そうして、スマートフォンをバッグにでも入れて、カーシェアリングのステーションに向かうと冒頭のハンズフリー・アクセスで運転をはじめることができる。この枠組みは、レンタカー店や社用車の利用にも応用可能だ。

実のところコンチネンタルは、従来型のキーレスエントリー・キーでも、車両に近づくドライバーを自動認識し、ウェルカムライトを点灯、エアコンやシートとミラーの個人設定をアクティブにするシステムをすでに開発している。

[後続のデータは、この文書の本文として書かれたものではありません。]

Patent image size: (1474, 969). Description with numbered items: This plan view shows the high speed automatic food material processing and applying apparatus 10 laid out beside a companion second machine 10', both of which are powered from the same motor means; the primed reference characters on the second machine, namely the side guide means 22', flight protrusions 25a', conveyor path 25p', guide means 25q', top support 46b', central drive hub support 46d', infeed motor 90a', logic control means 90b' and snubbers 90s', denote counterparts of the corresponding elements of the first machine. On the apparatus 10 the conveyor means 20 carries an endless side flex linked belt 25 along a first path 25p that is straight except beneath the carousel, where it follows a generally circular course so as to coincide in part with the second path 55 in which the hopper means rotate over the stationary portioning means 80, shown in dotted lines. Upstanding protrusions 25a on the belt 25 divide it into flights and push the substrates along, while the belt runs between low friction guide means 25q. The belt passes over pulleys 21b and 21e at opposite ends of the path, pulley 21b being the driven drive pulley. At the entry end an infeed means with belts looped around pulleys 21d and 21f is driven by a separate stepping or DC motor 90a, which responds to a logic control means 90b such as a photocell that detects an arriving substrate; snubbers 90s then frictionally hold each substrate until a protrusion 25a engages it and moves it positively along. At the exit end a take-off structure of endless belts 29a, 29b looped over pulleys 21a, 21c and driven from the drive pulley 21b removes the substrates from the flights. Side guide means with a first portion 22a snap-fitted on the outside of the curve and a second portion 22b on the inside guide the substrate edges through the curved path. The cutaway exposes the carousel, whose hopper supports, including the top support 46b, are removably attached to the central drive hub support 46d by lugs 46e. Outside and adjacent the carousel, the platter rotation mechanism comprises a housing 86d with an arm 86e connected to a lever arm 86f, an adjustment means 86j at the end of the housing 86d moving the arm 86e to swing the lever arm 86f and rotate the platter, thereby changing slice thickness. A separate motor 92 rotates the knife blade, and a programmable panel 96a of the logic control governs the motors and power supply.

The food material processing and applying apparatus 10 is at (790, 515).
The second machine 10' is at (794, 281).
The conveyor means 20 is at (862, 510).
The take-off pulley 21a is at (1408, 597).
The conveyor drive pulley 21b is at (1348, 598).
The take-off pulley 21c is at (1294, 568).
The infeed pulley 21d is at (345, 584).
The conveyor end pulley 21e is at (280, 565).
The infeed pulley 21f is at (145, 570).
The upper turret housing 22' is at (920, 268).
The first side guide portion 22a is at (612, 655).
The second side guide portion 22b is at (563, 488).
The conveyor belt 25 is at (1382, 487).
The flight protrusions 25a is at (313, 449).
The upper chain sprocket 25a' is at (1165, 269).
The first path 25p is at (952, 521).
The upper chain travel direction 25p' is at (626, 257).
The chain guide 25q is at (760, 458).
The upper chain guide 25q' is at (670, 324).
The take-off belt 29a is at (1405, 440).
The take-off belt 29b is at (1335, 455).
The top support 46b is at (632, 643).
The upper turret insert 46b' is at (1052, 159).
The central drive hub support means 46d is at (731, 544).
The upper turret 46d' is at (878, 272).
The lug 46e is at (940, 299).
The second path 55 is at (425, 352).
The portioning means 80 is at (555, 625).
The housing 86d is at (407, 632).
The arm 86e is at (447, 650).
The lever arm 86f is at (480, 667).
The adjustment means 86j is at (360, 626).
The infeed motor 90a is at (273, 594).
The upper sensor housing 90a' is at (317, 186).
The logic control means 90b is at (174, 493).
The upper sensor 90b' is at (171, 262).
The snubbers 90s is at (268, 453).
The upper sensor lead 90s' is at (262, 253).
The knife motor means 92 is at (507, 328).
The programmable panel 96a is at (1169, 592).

これを、スマホやスマートウォッチといったバーチャルキーに転用するメリットは、どんなものがあるのだろう。

まず、従来型キーではキーと車両が1:1の関係であるが、バーチャルキーではそれに縛られない。

家族がそれぞれ自分のスマホにキーを持ち、息子のキーには制限速度を設けたり、深夜は利用できないという設定をすることができる。

ドライブ中のショッピングでは、スマホと自動車のキーの両方を持ち歩く必要もないし、若い世代はスマートフォンの利用に抵抗がない。

車載機はOBDIIに接続するメインユニットのみで、ソフトウェアの更新をスマホ側で行える点もコストやメンテナンス性のトピックだ。OBDIIのビークルデータやGPS情報を取得できるのも応用性が高い。カーシェアリングでは分単位の課金も可能になる。

なお、スマホと車両の通信には、NFC(お財布携帯などの近距離通信)およびブルートゥースを使用。ブルートゥースは超低消費電力という特徴があるので、EVやハイブリッド車両ではメリットが大きいなど、従来型キーにはない利点は数多い。

コンチネンタルが提供したキー・エレクトロニクスは、2015年に世界で3000万本を超えている。こうしたボディ&セキュリティ事業は、世界中に拠点を有するが、近年は中国・日本といったアジア圏がセールスのトップを占めているという。